Sinister
Why Quiz Show is a Horror Film
Sinister
20 November 2012 @ The Cineworld Brighton
$7.00 or, if one must be prosiac, and one must...★ ★ ★ ☆ ☆
Sinister is unremarkable, but strangely scary, or at least creepy, or at least foreboding, or at most, scary. Thinking about it afterwards, it remains unimpressive and yet it works. Being the rule obsessed person I am, I am trying to work out why, knowing full well that horror films depend on the suspension of the rational, the places where cops, daylight, physics and even story logic cease to have their power. Fear is the thing that we put away with rules, even if that mean that rules always remind us of the fear. That and going to see horror movies of course.
The correct adjectivized form of dread applies to films without it: they are dreadful, but technically speaking they are dreadless
Yet Sinister was, well, maybe tense is the word I’m looking for, unlike, say, the plot heavy The Awakening or the bafflingly overpraised Pan’s Labyrinth. Why? Was it the ridiculous – read implausible – darkness in a 1960s sun exposed California bungalow? Maybe. Darkness is kinda scary. There’s certainly a very nice opening bit where Mr. Ethan Hawke discovers a single box marked ‘Home Movies’ in an otherwise empty attic. It’s a swell image, and we as the audience know that he shouldn’t go into the attic, shouldn’t open the box, and shouldn’t talk to the people under the stairs, all the while knowing it’s okay from a story point of view that he does (except for the last one, which is from another movie).

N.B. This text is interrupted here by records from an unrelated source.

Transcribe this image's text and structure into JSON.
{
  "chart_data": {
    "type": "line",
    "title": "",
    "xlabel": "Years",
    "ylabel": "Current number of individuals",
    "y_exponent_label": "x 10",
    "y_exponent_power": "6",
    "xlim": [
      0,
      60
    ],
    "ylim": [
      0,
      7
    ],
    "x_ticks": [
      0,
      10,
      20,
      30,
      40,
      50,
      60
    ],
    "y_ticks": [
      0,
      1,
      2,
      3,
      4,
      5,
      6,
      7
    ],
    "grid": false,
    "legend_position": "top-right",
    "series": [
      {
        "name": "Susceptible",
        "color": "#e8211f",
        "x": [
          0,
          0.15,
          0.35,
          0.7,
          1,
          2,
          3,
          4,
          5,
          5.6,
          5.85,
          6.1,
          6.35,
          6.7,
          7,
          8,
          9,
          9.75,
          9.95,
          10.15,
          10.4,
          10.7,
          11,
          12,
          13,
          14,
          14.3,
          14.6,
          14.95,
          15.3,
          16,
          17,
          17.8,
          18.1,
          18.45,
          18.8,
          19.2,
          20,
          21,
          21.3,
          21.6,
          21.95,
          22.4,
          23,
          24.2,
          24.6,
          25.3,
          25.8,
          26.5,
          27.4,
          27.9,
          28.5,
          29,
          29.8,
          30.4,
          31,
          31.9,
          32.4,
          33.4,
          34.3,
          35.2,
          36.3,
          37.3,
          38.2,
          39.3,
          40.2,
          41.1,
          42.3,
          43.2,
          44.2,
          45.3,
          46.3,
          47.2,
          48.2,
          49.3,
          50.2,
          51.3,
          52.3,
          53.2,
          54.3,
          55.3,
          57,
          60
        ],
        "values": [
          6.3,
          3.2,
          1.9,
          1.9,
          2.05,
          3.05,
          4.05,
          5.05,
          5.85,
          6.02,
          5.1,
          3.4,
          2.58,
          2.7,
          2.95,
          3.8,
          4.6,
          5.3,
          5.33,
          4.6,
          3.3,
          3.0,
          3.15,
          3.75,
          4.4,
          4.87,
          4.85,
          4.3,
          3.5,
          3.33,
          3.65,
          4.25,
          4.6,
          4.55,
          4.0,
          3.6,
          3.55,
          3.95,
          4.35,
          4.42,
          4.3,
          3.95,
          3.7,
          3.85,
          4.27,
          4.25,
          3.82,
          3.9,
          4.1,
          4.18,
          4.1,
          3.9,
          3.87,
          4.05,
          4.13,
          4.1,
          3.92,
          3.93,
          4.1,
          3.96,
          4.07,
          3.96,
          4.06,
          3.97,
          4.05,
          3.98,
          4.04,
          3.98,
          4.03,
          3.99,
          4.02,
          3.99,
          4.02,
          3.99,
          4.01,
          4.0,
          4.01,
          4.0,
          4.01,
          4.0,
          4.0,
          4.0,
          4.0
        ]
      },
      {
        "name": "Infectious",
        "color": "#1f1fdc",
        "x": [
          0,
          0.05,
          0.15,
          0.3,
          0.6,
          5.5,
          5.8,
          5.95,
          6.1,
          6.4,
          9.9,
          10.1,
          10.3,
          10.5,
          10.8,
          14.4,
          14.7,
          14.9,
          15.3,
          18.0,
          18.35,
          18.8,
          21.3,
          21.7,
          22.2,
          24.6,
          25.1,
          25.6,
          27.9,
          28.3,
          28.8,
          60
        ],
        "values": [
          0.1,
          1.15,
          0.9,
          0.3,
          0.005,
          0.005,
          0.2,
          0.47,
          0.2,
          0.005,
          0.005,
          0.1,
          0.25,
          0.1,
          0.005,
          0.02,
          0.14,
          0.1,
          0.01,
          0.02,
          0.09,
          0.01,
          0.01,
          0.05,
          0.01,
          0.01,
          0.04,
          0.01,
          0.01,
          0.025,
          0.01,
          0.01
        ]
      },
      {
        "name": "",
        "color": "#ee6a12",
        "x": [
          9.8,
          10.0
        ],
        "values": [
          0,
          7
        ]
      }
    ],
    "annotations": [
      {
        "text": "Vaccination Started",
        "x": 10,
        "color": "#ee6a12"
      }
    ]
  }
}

Stupidity (and intelligence) is an important aspect of our sympathy for characters. We’re still going to like our hero(ine) if the he or she goes to sleep, or answers the phone, or watches a videotape, because these are normal things to do. But when someone espies a scythe wielding flesh dripper, who explains, quite clearly, ‘My duty to the public safety necessitates that I inform you of of the following: upon your further approach, I intend to dispatch you with the prolonged sadistic glee that the audience not so secretly desires. Nevertheless, come here little girl!’, and, in the case of films like Don’t Be Afraid of the Dark, or, as it happens, The People Under The Stairs, she, or they, does. Or do.
Again, great comedy. Not great horror.
And with this box, and what characters do and don’t do, we get closer to why this film works better than it has any right to. Yes, from a plot perspective, Sinister’s got, at best, forty minutes of material. Prolonged scenes of Mr. Hawke et familia wandering in the dark, not looking behind them, walking very, very slowly do not a film make; they are the inverted horror film version of an endless car chase, and just as exciting.
And yet, I think what carries the film forward is actually just one moment at the beginning, where Mr. Hawke chooses. Having found film footage of a family being murdered, he initially calls the police to report the found evidence, and then changes his mind, wanting so desperately to rekindle his true crime writing career. Maybe it’s a stupid choice, but it’s a believable one, and it doesn’t spoil our intelligence sympathy quotient, which is another term I’m going to use a lot. I’m even going to abbreviate it.
What the act of choosing does do is infuse the film with a sense of dread, which is probably the word I was looking for three paragraphs ago, although technically, the correct adjectivized form of dread applies to films without it: War of the Worlds (either one), anything by the uber-hack Lost hydra, all of the Twilight films, requels, premakes, and the trailer-shows-the-first-and-last-ten-seconds-films that we have today.
They are dreadful, but technically speaking, they are dreadless, they lack the resonance that carries us through the events of the film, all the while echoing the characters’ fate. Macbeth, The Killing (1956 – not the anemic and dreadless (see, I invented a new word, and I’m going to use the shit of it) TV series, either the Dutch incarnation, or the I-can’t-believe-it’s–actually-worse-than-the-Dutch American one), A Simple Plan and so on are actually horror films, that the feeling of inevitable doom arises not from a guy wearing pins or talons on his hand, or whatever you’re going to wear for halloween this year, or ironic Halloween ten years from now, but instead from the feeling, as events unspool into chaos, that things wouldn’t be this way, if only he had… It’s the feeling you would get if you were watching me standing in line for What to Expect When You’re Expecting.
Don’t be ridiculous. I don’t have a choice.